Ruth’s strict parole officer (Rob Morgan) prohibits her from associating with known felons or seeking contact with the victim’s family, but the sheriff’s two sons (Tom Guiry, Will Pullen) are determined to wreak vengeance.
Gradually, it’s revealed that the sheriff was trying to evict her, along with then five-year-old Katie, from their family farmhouse. Now, that completely renovated farmhouse is occupied by a sympathetic lawyer, John Ingram (Vincent D’Onofrio), his skeptical wife, Liz (Viola Davis), and their two sons. Over Liz’s objections, John agrees to try to help Ruth locate her estranged sister.

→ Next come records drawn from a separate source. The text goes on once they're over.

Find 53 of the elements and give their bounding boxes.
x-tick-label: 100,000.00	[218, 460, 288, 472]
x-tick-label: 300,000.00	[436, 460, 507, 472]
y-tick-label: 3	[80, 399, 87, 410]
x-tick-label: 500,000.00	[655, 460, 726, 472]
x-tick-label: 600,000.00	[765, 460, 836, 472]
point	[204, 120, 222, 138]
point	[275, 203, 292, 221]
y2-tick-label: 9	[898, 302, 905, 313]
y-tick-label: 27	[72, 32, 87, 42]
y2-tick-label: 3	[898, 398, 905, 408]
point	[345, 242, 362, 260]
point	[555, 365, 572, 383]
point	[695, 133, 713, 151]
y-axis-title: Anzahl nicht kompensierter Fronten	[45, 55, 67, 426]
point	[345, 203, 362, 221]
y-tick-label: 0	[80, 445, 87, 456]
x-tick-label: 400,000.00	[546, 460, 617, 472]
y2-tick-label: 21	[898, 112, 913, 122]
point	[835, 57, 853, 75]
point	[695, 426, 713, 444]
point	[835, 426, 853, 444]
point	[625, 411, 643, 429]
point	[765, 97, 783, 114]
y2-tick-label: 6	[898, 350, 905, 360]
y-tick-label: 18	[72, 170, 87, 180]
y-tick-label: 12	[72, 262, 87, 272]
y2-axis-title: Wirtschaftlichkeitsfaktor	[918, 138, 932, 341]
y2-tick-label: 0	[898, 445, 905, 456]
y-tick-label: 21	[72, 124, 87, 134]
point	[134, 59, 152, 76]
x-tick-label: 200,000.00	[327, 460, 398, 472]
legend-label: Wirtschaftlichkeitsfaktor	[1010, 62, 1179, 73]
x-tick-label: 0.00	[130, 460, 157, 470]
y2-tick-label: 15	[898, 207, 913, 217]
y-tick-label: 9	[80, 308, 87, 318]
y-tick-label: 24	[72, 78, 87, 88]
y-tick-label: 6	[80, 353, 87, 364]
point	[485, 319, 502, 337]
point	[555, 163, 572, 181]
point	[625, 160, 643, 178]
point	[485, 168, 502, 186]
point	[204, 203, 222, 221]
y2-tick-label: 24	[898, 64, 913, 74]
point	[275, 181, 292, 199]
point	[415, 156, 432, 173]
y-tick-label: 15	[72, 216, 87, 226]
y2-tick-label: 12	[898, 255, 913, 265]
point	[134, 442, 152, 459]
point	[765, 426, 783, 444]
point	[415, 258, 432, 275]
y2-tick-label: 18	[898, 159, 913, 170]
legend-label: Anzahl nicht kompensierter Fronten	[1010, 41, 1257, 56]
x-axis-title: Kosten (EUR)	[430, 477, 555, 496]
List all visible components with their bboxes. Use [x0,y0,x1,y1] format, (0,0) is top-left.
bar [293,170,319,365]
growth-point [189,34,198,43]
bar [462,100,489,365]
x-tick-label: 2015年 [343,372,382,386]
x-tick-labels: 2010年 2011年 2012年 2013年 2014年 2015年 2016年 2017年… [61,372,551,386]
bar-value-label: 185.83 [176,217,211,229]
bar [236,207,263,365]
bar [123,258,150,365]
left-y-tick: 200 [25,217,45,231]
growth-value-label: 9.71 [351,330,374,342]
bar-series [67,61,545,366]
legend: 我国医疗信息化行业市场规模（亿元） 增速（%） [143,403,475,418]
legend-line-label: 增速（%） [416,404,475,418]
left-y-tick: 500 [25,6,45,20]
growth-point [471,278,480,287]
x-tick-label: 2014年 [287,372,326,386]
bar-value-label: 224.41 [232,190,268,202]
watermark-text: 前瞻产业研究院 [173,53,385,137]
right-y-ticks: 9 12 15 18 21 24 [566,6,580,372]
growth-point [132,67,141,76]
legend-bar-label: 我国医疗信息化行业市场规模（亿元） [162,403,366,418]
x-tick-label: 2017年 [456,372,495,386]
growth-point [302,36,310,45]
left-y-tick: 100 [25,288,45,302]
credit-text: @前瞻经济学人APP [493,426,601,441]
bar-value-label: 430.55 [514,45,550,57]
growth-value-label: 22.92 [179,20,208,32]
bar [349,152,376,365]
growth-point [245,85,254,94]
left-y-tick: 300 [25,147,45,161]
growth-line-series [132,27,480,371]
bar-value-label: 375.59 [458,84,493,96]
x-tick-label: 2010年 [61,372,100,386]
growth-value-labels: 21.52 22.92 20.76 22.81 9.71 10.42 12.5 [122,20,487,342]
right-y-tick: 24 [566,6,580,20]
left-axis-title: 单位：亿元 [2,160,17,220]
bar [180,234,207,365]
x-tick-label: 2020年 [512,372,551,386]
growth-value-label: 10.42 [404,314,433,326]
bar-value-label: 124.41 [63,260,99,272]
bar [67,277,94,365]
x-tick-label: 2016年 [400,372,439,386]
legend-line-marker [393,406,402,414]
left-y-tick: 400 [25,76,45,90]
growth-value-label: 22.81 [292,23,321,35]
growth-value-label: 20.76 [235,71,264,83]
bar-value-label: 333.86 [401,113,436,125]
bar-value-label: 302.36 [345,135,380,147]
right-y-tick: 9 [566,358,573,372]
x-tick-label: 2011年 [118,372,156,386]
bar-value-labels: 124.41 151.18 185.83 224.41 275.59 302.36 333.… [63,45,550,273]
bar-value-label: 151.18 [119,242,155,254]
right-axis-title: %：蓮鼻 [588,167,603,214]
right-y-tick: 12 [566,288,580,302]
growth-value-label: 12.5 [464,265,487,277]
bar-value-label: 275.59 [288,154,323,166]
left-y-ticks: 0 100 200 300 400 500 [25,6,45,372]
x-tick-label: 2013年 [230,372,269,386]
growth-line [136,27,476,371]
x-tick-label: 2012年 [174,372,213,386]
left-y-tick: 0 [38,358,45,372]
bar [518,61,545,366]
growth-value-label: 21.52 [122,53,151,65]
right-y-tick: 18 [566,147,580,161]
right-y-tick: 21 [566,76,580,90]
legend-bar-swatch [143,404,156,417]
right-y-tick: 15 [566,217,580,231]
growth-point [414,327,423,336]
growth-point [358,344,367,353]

Making her English-language debut, German director Nora Fingscheidt works from an adaptation by Peter Craig, Hillary Seitz and Courtenay Miles to try to tell this bleak ‘second chances’ redemption tale. But the pacing is turgid, lacking urgency, and Sandra Bullock never manages to make the dour and grimly determined Ruth even vaguely likable. The concluding plot twist turns out to be too little too late.
On the Granger Gauge, “The Unforgivable” is a farfetched, forgettable 4, streaming on Netflix.